What research is like
Jeny + Jesus: On January 12, we flew out to Costa Rica once more. This time, with a richer body of knowledge and a greater capacity for research than in our first trip. On Monday, we had to present our 6 months of work to our mentors and advisors. It was a frightening experience, but at the end of the day, when we saw what everyone had put together we were all astonished and impressed. The entire cohort had initially left Costa Rica with hardly any knowledge in our respective fields.
John and Param had close to no idea on how they would generate a program that could calculate several on-the-spot gravity corrections in a simple way with intuitive GUI. But within 6 months, they had collected a vast corpus of research to help them understand what to correct for and how to correct for it. Oscar, their mentor, was so impressed with what they produced that he wanted to use their program the very next day.
Jeny and Sarai barely knew how to analyze LIDAR images when they left Costa Rica, but they had both spent so many hours looking at route 27 and its formations along with a dense land hazard manual. In no time, they had generated wonderful images and maps that detailed all the potential dangers in the vicinity which they each analyzed. Their visuals and their capacity to interpret them was striking. In that last week, they had worked with Dr. Paulo Ruiz on Route 27 measuring the landslide movement, seeing what type of rocks/materials are 40 meters below the routes surface, and working with LIDAR information.
Mariya also had a spectacular presentation. She had a considerably strenuous task working with the data she was given and hardly knew how to interpret it. To be fair, she was given a difficult topic. But come presentation day, she understood the foundations, principles, and even accumulated a decent amount of data to work with, over 13k picks through data. Her hard work and dedication was evident in her presentation.
Jesus also put forward a captivating presentation. When he presented he seemed confident in what he was talking about and he knew exactly what it was that he did with his data. Of course, he had made mistakes here and there, but he had pushed hard to create something meaningful and that showed in his work.

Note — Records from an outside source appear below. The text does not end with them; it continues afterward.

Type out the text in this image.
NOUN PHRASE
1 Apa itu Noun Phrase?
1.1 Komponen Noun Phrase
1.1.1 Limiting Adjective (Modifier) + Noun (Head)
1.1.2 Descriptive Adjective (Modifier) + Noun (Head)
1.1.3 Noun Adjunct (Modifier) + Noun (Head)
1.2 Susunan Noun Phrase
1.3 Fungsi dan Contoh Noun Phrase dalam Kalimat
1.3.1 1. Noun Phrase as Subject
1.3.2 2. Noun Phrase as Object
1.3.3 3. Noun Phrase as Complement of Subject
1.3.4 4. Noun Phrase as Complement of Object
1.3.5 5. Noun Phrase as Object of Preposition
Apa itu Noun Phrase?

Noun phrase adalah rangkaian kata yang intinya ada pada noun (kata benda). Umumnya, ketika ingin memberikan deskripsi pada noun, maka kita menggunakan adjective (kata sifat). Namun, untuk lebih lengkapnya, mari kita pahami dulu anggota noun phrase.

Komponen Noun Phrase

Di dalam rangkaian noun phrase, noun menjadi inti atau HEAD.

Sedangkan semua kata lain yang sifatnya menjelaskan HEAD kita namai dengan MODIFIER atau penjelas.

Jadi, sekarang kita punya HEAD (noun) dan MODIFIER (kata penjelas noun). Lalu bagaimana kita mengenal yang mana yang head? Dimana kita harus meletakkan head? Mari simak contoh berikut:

The desire to produce good work was evident in every presentation and it has undoubtedly been a journey for all. Each of us barely had any background in the project that was assigned to us, but we all made something significant out of it.
I think one of the greatest things that this project has shown us is the power that each of us has to create and generate meaningful work. It takes creativity and hard work, but it is the most fruitful endeavor one can undertake. Research has proved to be fun, curious, frustrating, tedious, but most importantly, full of ah-ha moments. One usually joins the world of science for this very reason, the sense of eureka and astonishment that overcomes one each time a break through is made. Working in research somehow feels like you spend a lot of time trying to push an immovable wall until one day it caves in on itself. Once you’re on the other side you realize it was all worth it.

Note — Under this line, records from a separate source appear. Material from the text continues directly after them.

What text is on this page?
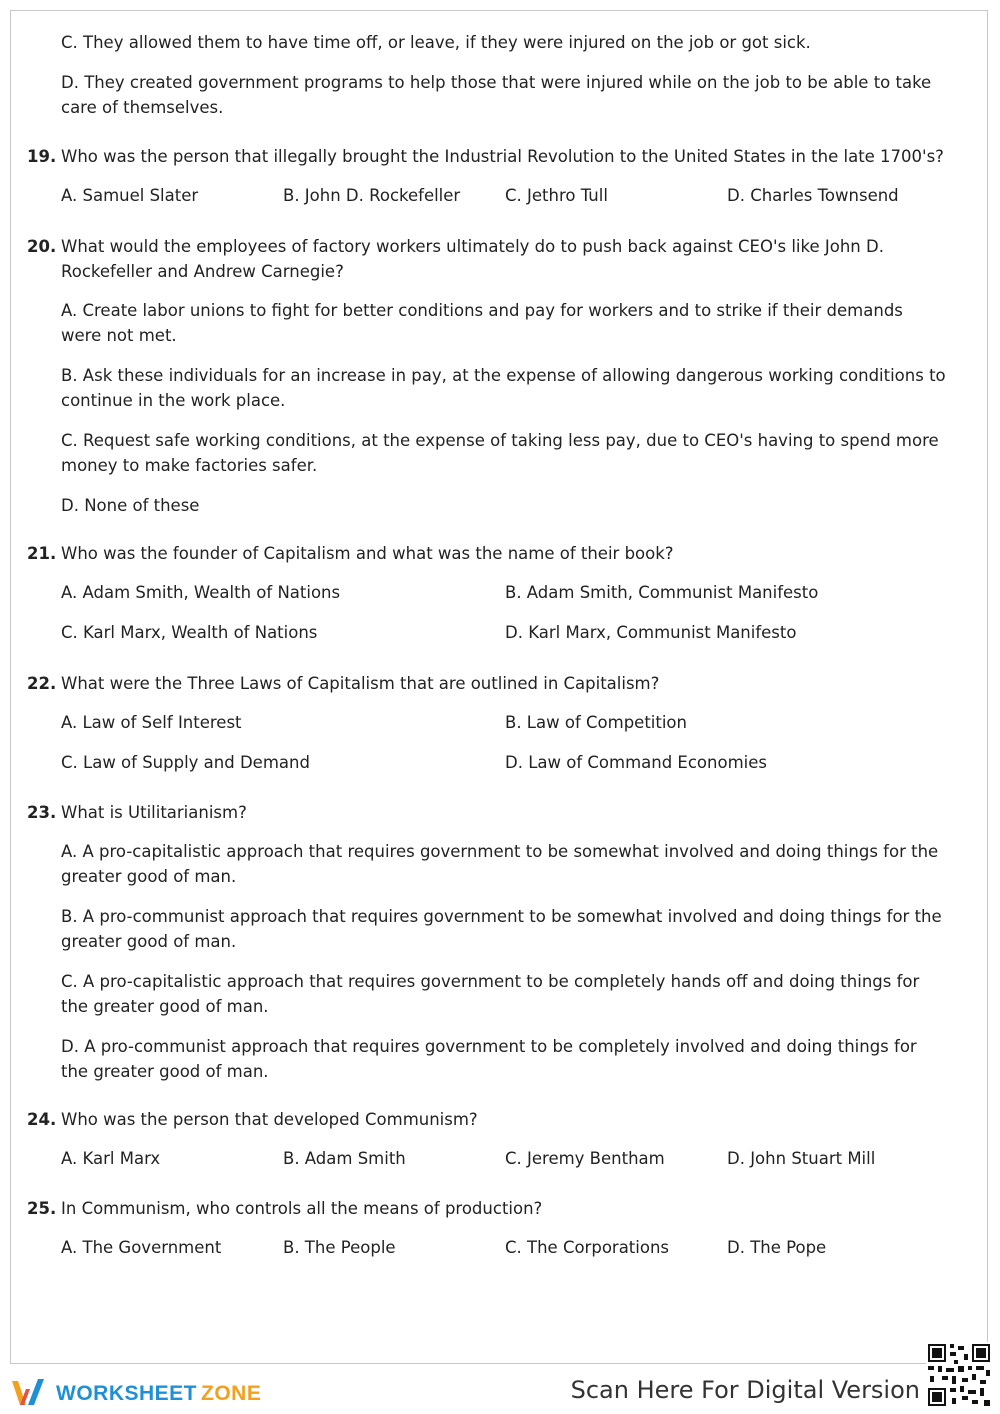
C. They allowed them to have time off, or leave, if they were injured on the job or got sick.
D. They created government programs to help those that were injured while on the job to be able to take care of themselves.
19. Who was the person that illegally brought the Industrial Revolution to the United States in the late 1700's?
A. Samuel Slater	B. John D. Rockefeller	C. Jethro Tull	D. Charles Townsend
20. What would the employees of factory workers ultimately do to push back against CEO's like John D. Rockefeller and Andrew Carnegie?
A. Create labor unions to fight for better conditions and pay for workers and to strike if their demands were not met.
B. Ask these individuals for an increase in pay, at the expense of allowing dangerous working conditions to continue in the work place.
C. Request safe working conditions, at the expense of taking less pay, due to CEO's having to spend more money to make factories safer.
D. None of these
21. Who was the founder of Capitalism and what was the name of their book?
A. Adam Smith, Wealth of Nations	B. Adam Smith, Communist Manifesto
C. Karl Marx, Wealth of Nations	D. Karl Marx, Communist Manifesto
22. What were the Three Laws of Capitalism that are outlined in Capitalism?
A. Law of Self Interest	B. Law of Competition
C. Law of Supply and Demand	D. Law of Command Economies
23. What is Utilitarianism?
A. A pro-capitalistic approach that requires government to be somewhat involved and doing things for the greater good of man.
B. A pro-communist approach that requires government to be somewhat involved and doing things for the greater good of man.
C. A pro-capitalistic approach that requires government to be completely hands off and doing things for the greater good of man.
D. A pro-communist approach that requires government to be completely involved and doing things for the greater good of man.
24. Who was the person that developed Communism?
A. Karl Marx	B. Adam Smith	C. Jeremy Bentham	D. John Stuart Mill
25. In Communism, who controls all the means of production?
A. The Government	B. The People	C. The Corporations	D. The Pope
WORKSHEET ZONE	Scan Here For Digital Version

Although it is almost over we are all grateful for this experience and the work we have done with our mentors.
Jesus: Most of all, I have enjoyed explaining my work to others. I’ve explained what I do to my friends and family, each time more enthusiastically than the last. I’ve also had to present my thoughts in the form of a slideshow which was more fun than explaining it by word alone. My next challenge is to explain everything as concisely as possible using only one poster and maybe some visual aids. I think research embodies the greatest aspects of the human mind. Curiosity, discovery, persistence, and an incessant desire to learn, always asking “what’s next?”.